A construção da consciência crítica que Freire propõe exige primeiro a apropriação do objeto de conhecimento e depois a sua problematização dialógica. Illich propõe, que é preciso que a ciência colabore simplificando a instrumentação tecnológica, única forma de que a delegação de competência seja diminuída na relação usuário/especialista, como quer Rossi. Então, é preciso trazer boa parte das funções que hoje são terreno específico dos especialistas administradores das redes para o nível da manipulação direta das interfaces das aplicações clientes.
O projeto hiperNet trabalha com esta perspectiva, e na sua versão atual a mesma se concretiza com a possibilidade de edição remota e cooperativa do repositório gopher.
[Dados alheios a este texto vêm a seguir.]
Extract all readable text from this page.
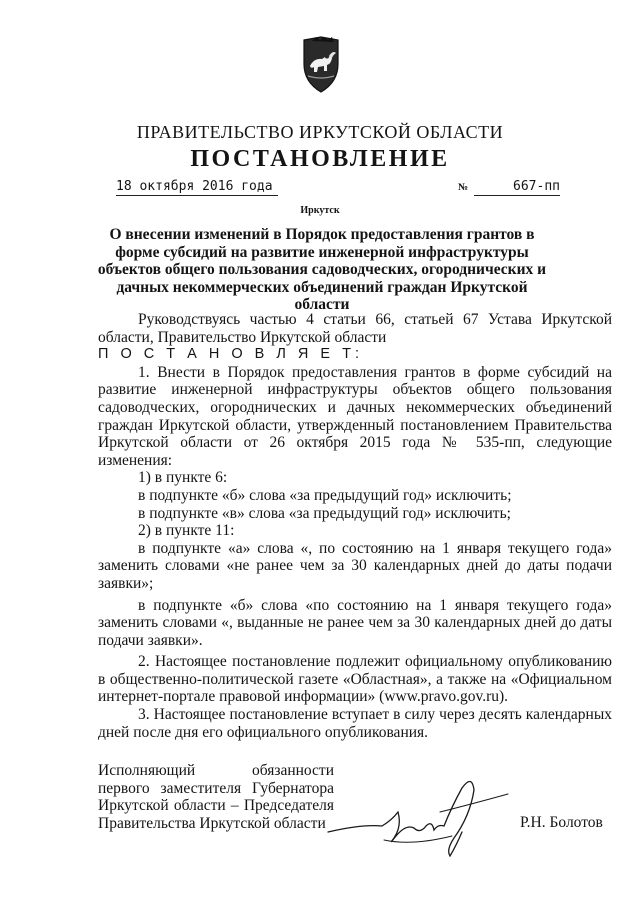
ПРАВИТЕЛЬСТВО ИРКУТСКОЙ ОБЛАСТИ
ПОСТАНОВЛЕНИЕ
18 октября 2016 года	№	667-пп
Иркутск
О внесении изменений в Порядок предоставления грантов в форме субсидий на развитие инженерной инфраструктуры объектов общего пользования садоводческих, огороднических и дачных некоммерческих объединений граждан Иркутской области

Руководствуясь частью 4 статьи 66, статьей 67 Устава Иркутской области, Правительство Иркутской области

П О С Т А Н О В Л Я Е Т:

1. Внести в Порядок предоставления грантов в форме субсидий на развитие инженерной инфраструктуры объектов общего пользования садоводческих, огороднических и дачных некоммерческих объединений граждан Иркутской области, утвержденный постановлением Правительства Иркутской области от 26 октября 2015 года № 535-пп, следующие изменения:

1) в пункте 6:

в подпункте «б» слова «за предыдущий год» исключить;

в подпункте «в» слова «за предыдущий год» исключить;

2) в пункте 11:

в подпункте «а» слова «, по состоянию на 1 января текущего года» заменить словами «не ранее чем за 30 календарных дней до даты подачи заявки»;

в подпункте «б» слова «по состоянию на 1 января текущего года» заменить словами «, выданные не ранее чем за 30 календарных дней до даты подачи заявки».

2. Настоящее постановление подлежит официальному опубликованию в общественно-политической газете «Областная», а также на «Официальном интернет-портале правовой информации» (www.pravo.gov.ru).

3. Настоящее постановление вступает в силу через десять календарных дней после дня его официального опубликования.

Исполняющий обязанности
первого заместителя Губернатора
Иркутской области – Председателя
Правительства Иркутской области	Р.Н. Болотов
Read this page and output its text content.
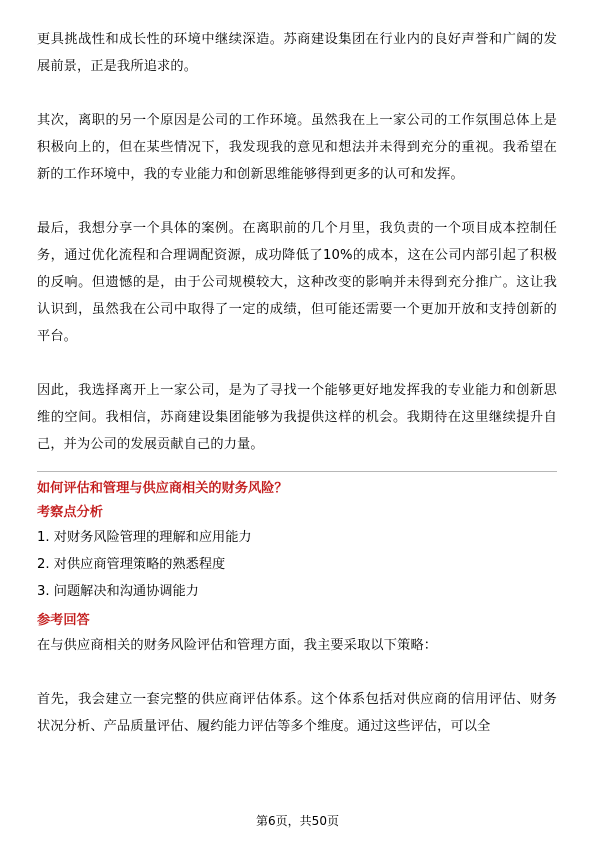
更具挑战性和成长性的环境中继续深造。苏商建设集团在行业内的良好声誉和广阔的发展前景，正是我所追求的。

其次，离职的另一个原因是公司的工作环境。虽然我在上一家公司的工作氛围总体上是积极向上的，但在某些情况下，我发现我的意见和想法并未得到充分的重视。我希望在新的工作环境中，我的专业能力和创新思维能够得到更多的认可和发挥。

最后，我想分享一个具体的案例。在离职前的几个月里，我负责的一个项目成本控制任务，通过优化流程和合理调配资源，成功降低了10%的成本，这在公司内部引起了积极的反响。但遗憾的是，由于公司规模较大，这种改变的影响并未得到充分推广。这让我认识到，虽然我在公司中取得了一定的成绩，但可能还需要一个更加开放和支持创新的平台。

因此，我选择离开上一家公司，是为了寻找一个能够更好地发挥我的专业能力和创新思维的空间。我相信，苏商建设集团能够为我提供这样的机会。我期待在这里继续提升自己，并为公司的发展贡献自己的力量。

如何评估和管理与供应商相关的财务风险？

考察点分析

1. 对财务风险管理的理解和应用能力
2. 对供应商管理策略的熟悉程度
3. 问题解决和沟通协调能力

参考回答

在与供应商相关的财务风险评估和管理方面，我主要采取以下策略：

首先，我会建立一套完整的供应商评估体系。这个体系包括对供应商的信用评估、财务状况分析、产品质量评估、履约能力评估等多个维度。通过这些评估，可以全

第6页，共50页
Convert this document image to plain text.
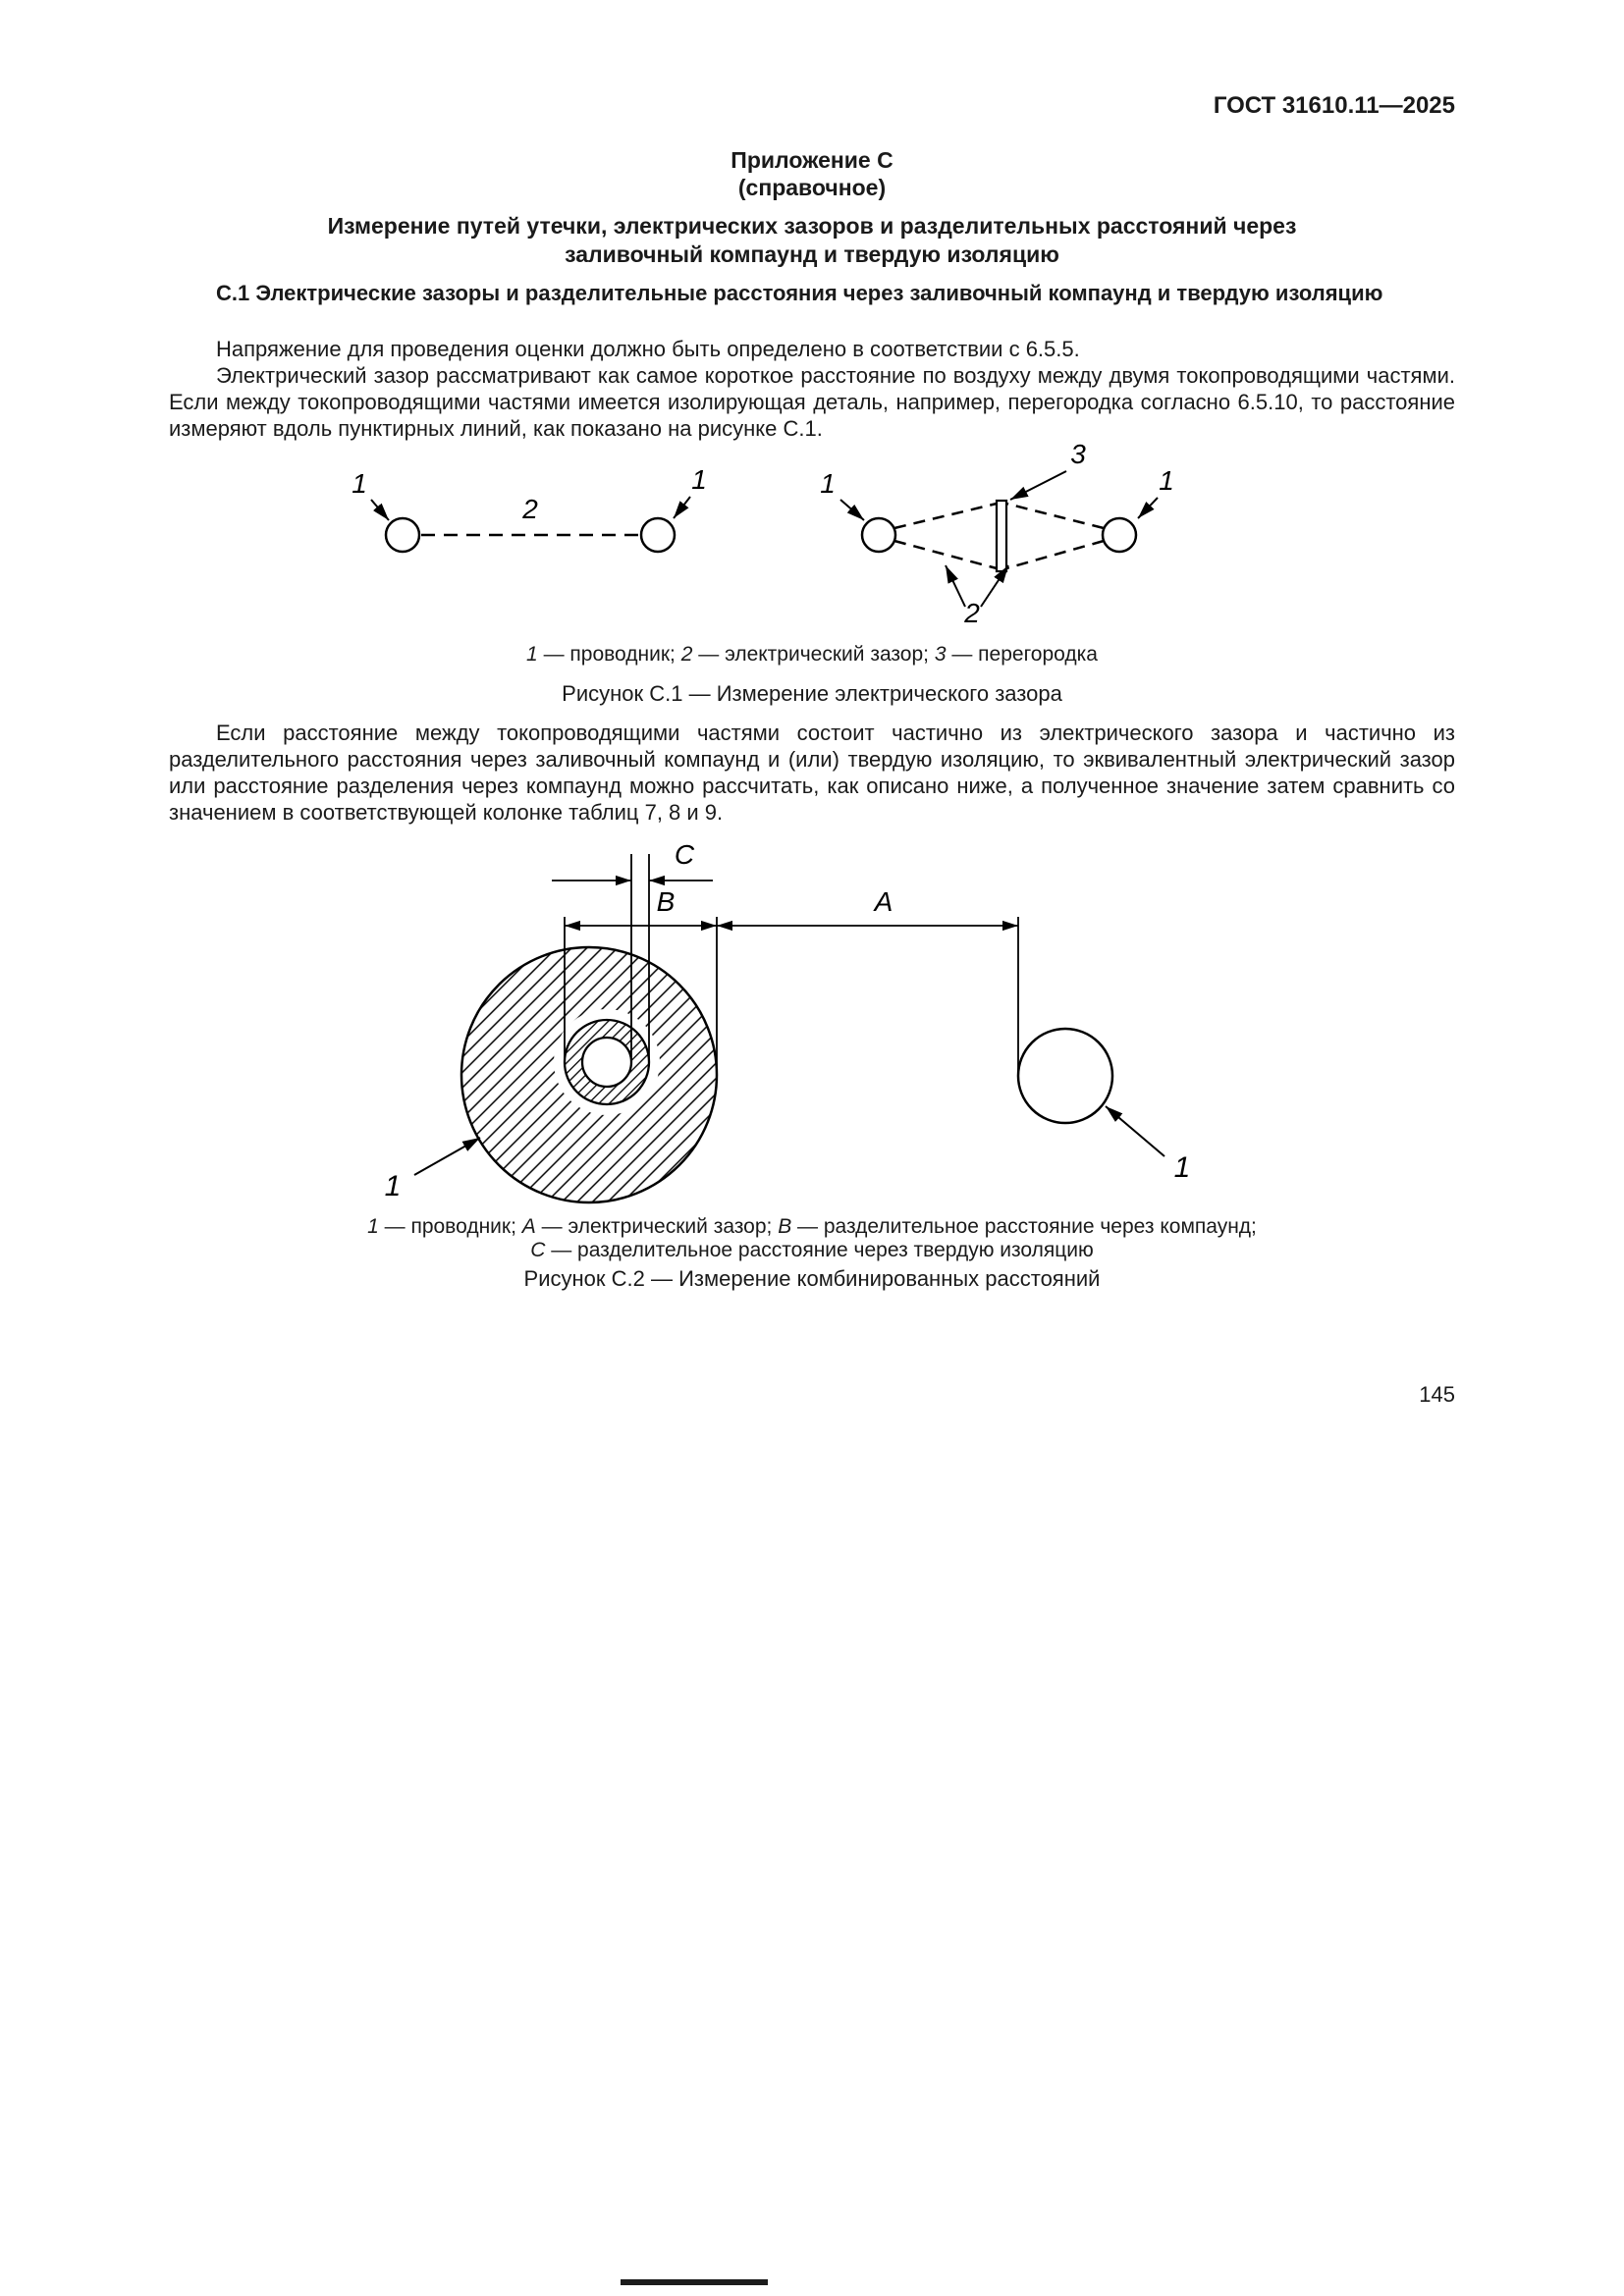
ГОСТ 31610.11—2025
Приложение С
(справочное)
Измерение путей утечки, электрических зазоров и разделительных расстояний через заливочный компаунд и твердую изоляцию
С.1 Электрические зазоры и разделительные расстояния через заливочный компаунд и твердую изоляцию
Напряжение для проведения оценки должно быть определено в соответствии с 6.5.5.
Электрический зазор рассматривают как самое короткое расстояние по воздуху между двумя токопроводящими частями. Если между токопроводящими частями имеется изолирующая деталь, например, перегородка согласно 6.5.10, то расстояние измеряют вдоль пунктирных линий, как показано на рисунке С.1.
2
1	1
3
1	1
2
1 — проводник; 2 — электрический зазор; 3 — перегородка
Рисунок С.1 — Измерение электрического зазора
Если расстояние между токопроводящими частями состоит частично из электрического зазора и частично из разделительного расстояния через заливочный компаунд и (или) твердую изоляцию, то эквивалентный электрический зазор или расстояние разделения через компаунд можно рассчитать, как описано ниже, а полученное значение затем сравнить со значением в соответствующей колонке таблиц 7, 8 и 9.
C
B	A
1
1
1 — проводник; А — электрический зазор; В — разделительное расстояние через компаунд;
С — разделительное расстояние через твердую изоляцию
Рисунок С.2 — Измерение комбинированных расстояний
145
A análise ergonômica realizada identificou a necessidade de expandir o direito de edição e e isto leva justamente a invadir o terreno dos especialistas, com criação de áreas de debates, de links para outros repositórios de dados, inscrição de novos participantes, etc.
A simplificação precisa atingir um tal nível que a instalação de um servidor passe a ser um processo tão fácil que os usuários possam autonomamente transformar cada uma das suas estações de trabalho num servidor. No estágio atual a propalada arquitetura anárquica da internet ainda é utópica, uma vez que a grande e imensa maioria dos seus usuários ainda não tem condições de compreender a sua estrutura de modo a garantir a participação dos mesmos no debate político que acompanha a sua manutenção e expansão.
Outro avanço importante a ser promovido nas interfaces diz respeito a necessidade de tornar muito mais transparente para o usuário a organização física e lógica da rede. A interface pode auxiliar o usuário na construção dos modelos lacônicos (econômicos) sobre o que é a rede - como ele pode utilizá-la - quais os recursos que estão sendo usados cooperativamente etc.
Neste trabalho se analisou a possibilidade do surgimento de relações cooperativas mediadas por um tipo especial de tecnologia. Mas, é importante que o conceito de cooperação se transforme num paradigma para a reflexão sobre a forma como as relações humanas ocorrem em vários níveis. Como já vem acontecendo, por exemplo, com a relação homem/máquina a partir do conceito de agentes de interface, com as propostas de projeto participante no qual todos os afetados por um artefato tecnológico devem ter condições de participar efetivamente do seu projeto, etc...
A tecnologia da informática permite um novo e rico filão de
investigação transdisciplinar. É verdade que já
há muitas vertentes de pesquisa tecnológica que têm buscado
apoio nas áreas de ciências humanas. A ergonomia há muito
tempo se serve da psicologia. Mas o contrário também pode ser
verdade, a psicologia tem muito a ganhar da ergonomia, e este trabalho é
um exemplo. Talvez, dentre as muitas surpresas boas que esta era da
informática reserva, esteja a possibilidade concreta de que o homem
venha compreender melhor a si mesmo.